Audio: Coffee Shop Recording before any process © Raj Patel
Audio: Coffee Shop Recording after filtering © Tianwei Liu
Audio: Coffee Shop Recording after filtering & wavelet transform analysis © Tianwei Liu
As shown above, when only applying the filter, some noise but not all is eliminated, while the human voice is reserved due to the passband determined by the frequency of the human voice. The noise is not completely eliminated because there is still noise that falls within the passband of the filter. After the wavelet transform analysis, however, most noises are eliminated due to their relatively low volume and long time period of existence, while human voices are somewhat distorted because we operate within the frequency range of the voice. These results are the same as what we expected from our analysis.
When it comes to multiple speakers, ICA would come to place to separate each component before deciding the passband of frequency filters. Using the two speaker speech recorded by Qianxu and Tianwei, we run through this piece on Deep Learning Speech DIarization algorithm, separate the speakers, and process through frequency filter and wavelet transform analysis individually. This can make sure that there is only one peak of frequency in either recordings, and makes it easy to decide the passband accordingly. In the end, two audios are then merged together to form the final result, which is similar to the effect being applied to the first audio above. The intermediate pieces can be found in the method section, the result can be found below:
Audio: Two Speaker Recording before any process © Qianxu Li & Tianwei Liu
Audio: Two Speaker Recording after process © Qianxu Li & Tianwei Liu
For demonstration or view the entire algorithm, including filter, wavelet transform, ICA, Speech Diarization, and MFCC, please refer to the README file in the following GitHub repository.
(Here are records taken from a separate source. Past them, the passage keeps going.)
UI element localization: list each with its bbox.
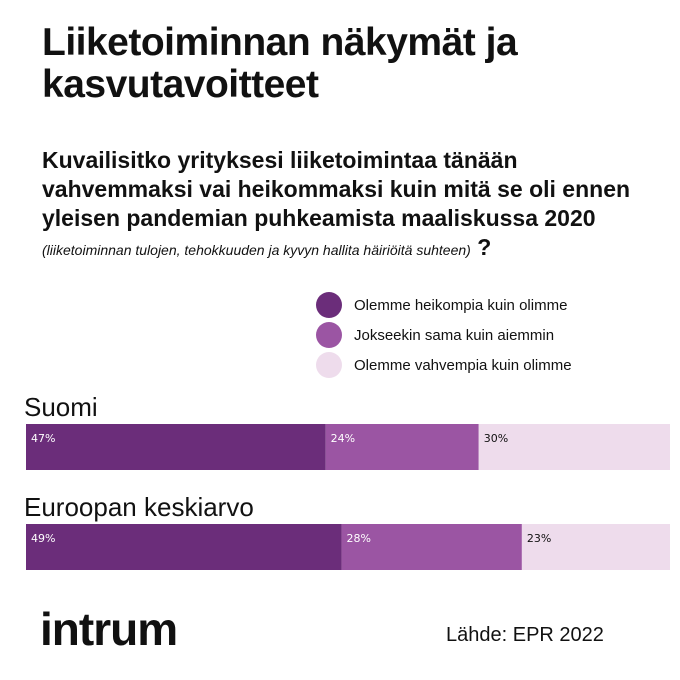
category-label-suomi: Suomi (24, 392, 98, 422)
legend-label-same: Jokseekin sama kuin aiemmin (354, 326, 555, 344)
data-label-europe-weaker: 49% (31, 532, 55, 545)
legend-item-stronger: Olemme vahvempia kuin olimme (316, 350, 666, 380)
category-label-europe: Euroopan keskiarvo (24, 492, 254, 522)
intrum-logo: intrum (40, 603, 178, 655)
legend-item-weaker: Olemme heikompia kuin olimme (316, 290, 666, 320)
legend-swatch-weaker (316, 292, 342, 318)
chart-legend: Olemme heikompia kuin olimme Jokseekin s… (316, 290, 666, 380)
data-label-suomi-weaker: 47% (31, 432, 55, 445)
question-mark: ? (477, 234, 492, 260)
legend-label-stronger: Olemme vahvempia kuin olimme (354, 356, 572, 374)
bar-suomi-stronger (478, 424, 670, 470)
bar-europe-weaker (26, 524, 342, 570)
legend-swatch-stronger (316, 352, 342, 378)
bar-europe-stronger (521, 524, 670, 570)
legend-item-same: Jokseekin sama kuin aiemmin (316, 320, 666, 350)
legend-label-weaker: Olemme heikompia kuin olimme (354, 296, 568, 314)
question-text: Kuvailisitko yrityksesi liiketoimintaa t… (42, 147, 631, 231)
bar-suomi-same (325, 424, 479, 470)
chart-title: Liiketoiminnan näkymät ja kasvutavoittee… (42, 21, 518, 106)
data-label-europe-stronger: 23% (527, 532, 551, 545)
data-label-europe-same: 28% (347, 532, 371, 545)
survey-question: Kuvailisitko yrityksesi liiketoimintaa t… (42, 146, 662, 262)
bar-europe-same (341, 524, 522, 570)
data-label-suomi-same: 24% (331, 432, 355, 445)
question-note: (liiketoiminnan tulojen, tehokkuuden ja … (42, 242, 471, 258)
source-note: Lähde: EPR 2022 (446, 624, 604, 646)
data-label-suomi-stronger: 30% (484, 432, 508, 445)
legend-swatch-same (316, 322, 342, 348)
bar-suomi-weaker (26, 424, 326, 470)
https://github.com/Jerry-lqx/Noise-Cancellation-And-Speaker-Diarization
Link: GitHub repository for our algorithm © Qianxu Li
Future Work
For the future plans, our group would like to explore and spend more time on the librosa package of music and audio analysis. Understanding this package, especially the inverse mfcc related material, would help us understand where our mistake was during implementation and learning about related libraries and functions and how they were engineered. Furthermore, more research needs to be done to construct an inverse mfcc package in MATLAB with implementation instructions to build and achieve a preliminary algorithm which utilizes MFCC and ICA to achieve noise reduction and cancellation. Lastly with more time, we would also like to test the builtin Deep Learning Models in MATLAB’s to achieve our goal of perfect noise cancellation system.